What notions are afoot
I have embarked on an interesting journey as of late. My mother was here for some time during the winter. She is a painter. Her name is Maria Trapani. She taught art. She infused art into our everyday lives, whether it was visiting the Detroit Institute of the Arts on a fairly regular basis or making a stop on a summer vacation out east to see a Wyeth family exhibit. Each moment is pooled in my memory and hovers in all the best ways. It is because of her that I love art, and my happy place is in an art museum or gallery. Maybe it’s because it’s where she is happiest, too.
With all that, it has taken me this long to perhaps embrace what was inevitable. I have always been creating in some way shape or form. Each little project my mother gave me as a kid, needle point, latch hook, paint-by-numbers, I finished and was pleased with myself for doing so. I sketched a lot as a kid, too. It was something she had us do. There were no tablets back then, and there was no cable TV, but there was always a sketchpad, pencils and something to draw.
At some point, I let it all go. I had taken art classes in my second time around college, but there were other things I had to focus on. I still created, but in words rather than in images. I write poetry, a kind of art where I paint with words. Somehow, I always danced around the inevitable, though. It was easier to dance around it than embrace it.
Oddly enough, all these years I had kept supplies. Even when my partner and I purged all of our stuff and embraced a mostly minimalist lifestyle, I kept supplies. I had nearly forgotten I had kept them until my painter mother came to visit and asked what I might have so she wouldn’t have to drag all her supplies on a plane. I found I had everything, oil paints, brushes, canvases, paper, everything, and so it began.

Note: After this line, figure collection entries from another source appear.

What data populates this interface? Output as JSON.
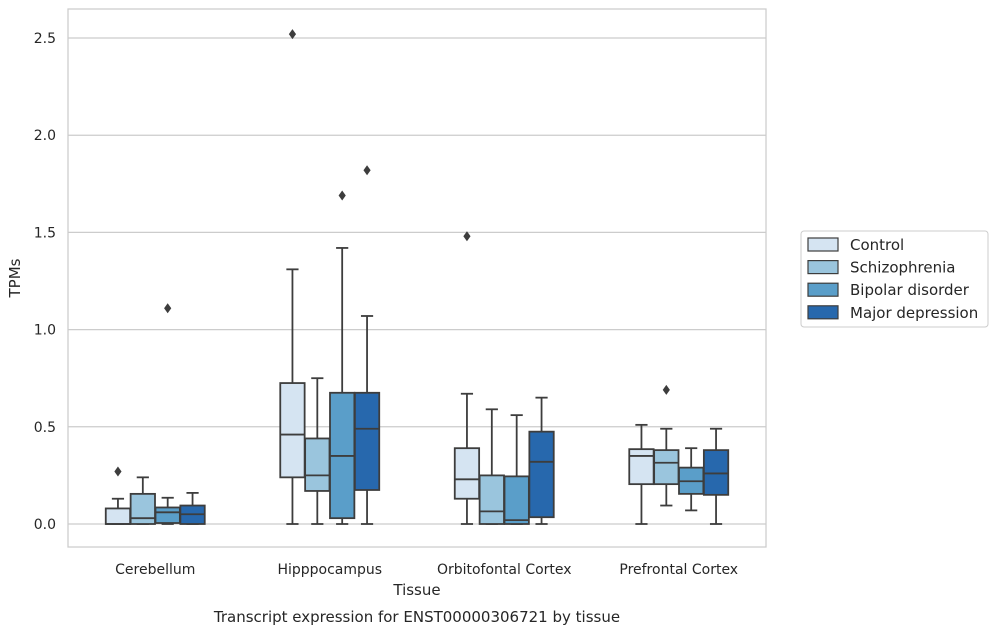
{
  "chart_data": {
    "type": "boxplot",
    "caption": "Transcript expression for ENST00000306721 by tissue",
    "xlabel": "Tissue",
    "ylabel": "TPMs",
    "ylim": [
      -0.12,
      2.65
    ],
    "yticks": [
      "0.0",
      "0.5",
      "1.0",
      "1.5",
      "2.0",
      "2.5"
    ],
    "ytick_values": [
      0,
      0.5,
      1.0,
      1.5,
      2.0,
      2.5
    ],
    "grid": "horizontal",
    "legend_position": "right",
    "categories": [
      "Cerebellum",
      "Hipppocampus",
      "Orbitofontal Cortex",
      "Prefrontal Cortex"
    ],
    "series": [
      {
        "name": "Control",
        "color": "#d5e4f2",
        "boxes": [
          {
            "whisker_low": 0.0,
            "q1": 0.0,
            "median": 0.0,
            "q3": 0.08,
            "whisker_high": 0.13,
            "outliers": [
              0.27
            ]
          },
          {
            "whisker_low": 0.0,
            "q1": 0.24,
            "median": 0.46,
            "q3": 0.725,
            "whisker_high": 1.31,
            "outliers": [
              2.52
            ]
          },
          {
            "whisker_low": 0.0,
            "q1": 0.13,
            "median": 0.23,
            "q3": 0.39,
            "whisker_high": 0.67,
            "outliers": [
              1.48
            ]
          },
          {
            "whisker_low": 0.0,
            "q1": 0.205,
            "median": 0.35,
            "q3": 0.385,
            "whisker_high": 0.51,
            "outliers": []
          }
        ]
      },
      {
        "name": "Schizophrenia",
        "color": "#9ac5dd",
        "boxes": [
          {
            "whisker_low": 0.0,
            "q1": 0.0,
            "median": 0.03,
            "q3": 0.155,
            "whisker_high": 0.24,
            "outliers": []
          },
          {
            "whisker_low": 0.0,
            "q1": 0.17,
            "median": 0.25,
            "q3": 0.44,
            "whisker_high": 0.75,
            "outliers": []
          },
          {
            "whisker_low": 0.0,
            "q1": 0.0,
            "median": 0.065,
            "q3": 0.25,
            "whisker_high": 0.59,
            "outliers": []
          },
          {
            "whisker_low": 0.095,
            "q1": 0.205,
            "median": 0.315,
            "q3": 0.38,
            "whisker_high": 0.49,
            "outliers": [
              0.69
            ]
          }
        ]
      },
      {
        "name": "Bipolar disorder",
        "color": "#5a9ec9",
        "boxes": [
          {
            "whisker_low": 0.0,
            "q1": 0.005,
            "median": 0.06,
            "q3": 0.085,
            "whisker_high": 0.135,
            "outliers": [
              1.11
            ]
          },
          {
            "whisker_low": 0.0,
            "q1": 0.03,
            "median": 0.35,
            "q3": 0.675,
            "whisker_high": 1.42,
            "outliers": [
              1.69
            ]
          },
          {
            "whisker_low": 0.0,
            "q1": 0.0,
            "median": 0.02,
            "q3": 0.245,
            "whisker_high": 0.56,
            "outliers": []
          },
          {
            "whisker_low": 0.07,
            "q1": 0.155,
            "median": 0.22,
            "q3": 0.29,
            "whisker_high": 0.39,
            "outliers": []
          }
        ]
      },
      {
        "name": "Major depression",
        "color": "#2768ad",
        "boxes": [
          {
            "whisker_low": 0.0,
            "q1": 0.0,
            "median": 0.05,
            "q3": 0.095,
            "whisker_high": 0.16,
            "outliers": []
          },
          {
            "whisker_low": 0.0,
            "q1": 0.175,
            "median": 0.49,
            "q3": 0.675,
            "whisker_high": 1.07,
            "outliers": [
              1.82
            ]
          },
          {
            "whisker_low": 0.0,
            "q1": 0.035,
            "median": 0.32,
            "q3": 0.475,
            "whisker_high": 0.65,
            "outliers": []
          },
          {
            "whisker_low": 0.0,
            "q1": 0.15,
            "median": 0.26,
            "q3": 0.38,
            "whisker_high": 0.49,
            "outliers": []
          }
        ]
      }
    ]
  }
}
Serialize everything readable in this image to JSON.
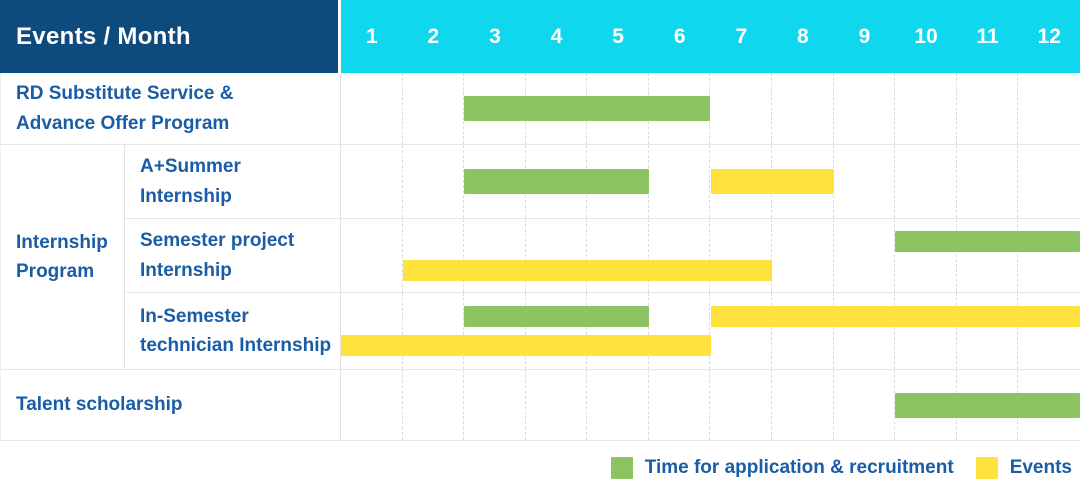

I started tentatively with a small painting of a can of paprika that I still have not finished, but I called it my learning painting. They are all learning paintings, but this was the first step learning paint. I was playing with color and perspective and realized I knew nothing of either and painted over the image until it felt like it was what I wanted it to me, though I haven’t attempted the small details yet. Then I painted the neighbor’s dog and my dog and now I am working through an atelier book, though I know I can’t really learn that way from a book, but it’s better than nothing. And, here I am now. diving into it finally. It’s a start, a journey, like writing has been. It’s for writing because I feel painting is helping me to see in new ways, to understand the world in a different way that gets me away from the computer for a time. In many ways, I have been studying paintings all my life, so it really comes as no surprise that I would begin doing it at some point. I have a lot to learn, but I leave this post with a quote from Keith Haring because it sums it all up pretty well. “The best reason to paint is that there is no reason to paint.”